[cap-talk] "Same" key
David Hopwood
david.nospam.hopwood at blueyonder.co.uk
Sun Feb 4 18:06:48 CST 2007
Dean Tribble wrote:
> KeyKOS et al, Joule, E, concurrent constraint languages, etc. all have
> characteristics that makes the notion of "object" somewhat confusing
> and in some cases irrelevant. For example, with explicit
> communication channels (e.g., Joule, E, FCP), a reference is the
> send-side of a channel (an acceptor port in Joule, a promise in E) and
> the "object" is (approximately) whatever holds the receive side (a
> distributor in Joule, a resolver in E) and responds to messages
> appearing there.
>
> That analogy breaks down fairly quickly for programs that take
> advantage of the communications architecture to implement message
> plumbing (which I believe is a crucial new form of abstraction). We
> wrote many examples in which multiple concurrent processes extract
> messages from the receive side (which one is the "object"?),
They are all objects, as is each facet of the channel.

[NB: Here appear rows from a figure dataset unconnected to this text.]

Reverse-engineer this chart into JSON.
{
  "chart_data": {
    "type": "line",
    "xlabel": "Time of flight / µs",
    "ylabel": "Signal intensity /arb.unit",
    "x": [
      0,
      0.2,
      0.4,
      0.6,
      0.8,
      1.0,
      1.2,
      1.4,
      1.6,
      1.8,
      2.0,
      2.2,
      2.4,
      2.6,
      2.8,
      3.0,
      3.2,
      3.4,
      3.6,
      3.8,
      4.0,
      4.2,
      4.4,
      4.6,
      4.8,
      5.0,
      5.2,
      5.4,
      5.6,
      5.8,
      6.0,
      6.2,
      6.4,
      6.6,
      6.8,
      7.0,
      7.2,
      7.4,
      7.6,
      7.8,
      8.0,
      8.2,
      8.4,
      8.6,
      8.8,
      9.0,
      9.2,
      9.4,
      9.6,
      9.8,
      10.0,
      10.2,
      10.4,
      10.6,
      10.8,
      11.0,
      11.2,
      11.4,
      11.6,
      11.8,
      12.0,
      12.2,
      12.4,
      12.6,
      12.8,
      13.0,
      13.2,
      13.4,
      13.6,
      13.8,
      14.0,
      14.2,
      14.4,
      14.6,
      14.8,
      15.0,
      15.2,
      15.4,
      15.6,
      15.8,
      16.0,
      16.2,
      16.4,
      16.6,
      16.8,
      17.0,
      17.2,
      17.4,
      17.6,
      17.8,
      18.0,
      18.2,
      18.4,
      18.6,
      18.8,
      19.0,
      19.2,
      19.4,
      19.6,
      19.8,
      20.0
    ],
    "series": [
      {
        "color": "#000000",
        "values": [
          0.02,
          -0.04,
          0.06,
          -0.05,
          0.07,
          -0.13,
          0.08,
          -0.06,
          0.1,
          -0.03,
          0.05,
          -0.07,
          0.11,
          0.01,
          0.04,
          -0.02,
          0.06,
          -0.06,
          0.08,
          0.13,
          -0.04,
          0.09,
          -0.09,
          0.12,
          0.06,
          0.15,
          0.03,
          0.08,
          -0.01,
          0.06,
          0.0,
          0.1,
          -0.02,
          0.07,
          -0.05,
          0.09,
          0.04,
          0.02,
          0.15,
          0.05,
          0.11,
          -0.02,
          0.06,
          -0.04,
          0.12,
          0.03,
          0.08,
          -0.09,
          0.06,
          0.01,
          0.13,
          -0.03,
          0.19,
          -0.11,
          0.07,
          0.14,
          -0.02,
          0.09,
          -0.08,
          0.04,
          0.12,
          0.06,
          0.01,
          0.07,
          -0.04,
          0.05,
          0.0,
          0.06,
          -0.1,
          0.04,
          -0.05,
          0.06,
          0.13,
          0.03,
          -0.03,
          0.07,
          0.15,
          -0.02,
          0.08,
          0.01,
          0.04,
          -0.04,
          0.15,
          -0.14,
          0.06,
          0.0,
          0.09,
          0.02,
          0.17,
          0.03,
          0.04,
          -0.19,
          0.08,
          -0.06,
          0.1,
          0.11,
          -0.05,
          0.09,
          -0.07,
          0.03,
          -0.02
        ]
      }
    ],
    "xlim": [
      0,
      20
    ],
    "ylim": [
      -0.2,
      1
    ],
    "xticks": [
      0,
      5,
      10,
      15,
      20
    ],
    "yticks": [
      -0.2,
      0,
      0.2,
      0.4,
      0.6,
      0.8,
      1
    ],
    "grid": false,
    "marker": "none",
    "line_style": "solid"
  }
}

(Joule is more expressive here than almost all other object-capability
systems, so it is not surprising that this facility needs to be modelled
by reifying the concept that is not present in other systems as an
additional object or objects.)
> the thing receiving messages changed over time,
If the change can be modelled simply as a state change, then it's the
same object. If we are redirecting the channel to a different destination
(in such a way that both the previous and new destinations remain
separately invokable), then we have directed it to a new object.
> or the thing receiving messages handled some and deferred other elsewhere.
'Elsewhere' is a different object.
> "Objectness" from the
> client's perspective (the message sender) was thus generally stretched
> across several implementation objects.
The obj-cap model explains that by saying that the client is seeing a
facet of some composite.
> Similarly, with direct support
> for facets (e.g., Joule facets, KeyKOS capability bits, etc.), an
> implementation object might appear to be several different "objects"
> from it clients' perspectives.
There is no ambiguity here; they are different objects, even if they
are implemented by the same domain/server.
> Thus, the notion of objects is confusing, but the notion of references
> remains coherent.
I disagree. The notion of objects used in the obj-cap model is quite
straightforward, and can model all of the examples above easily.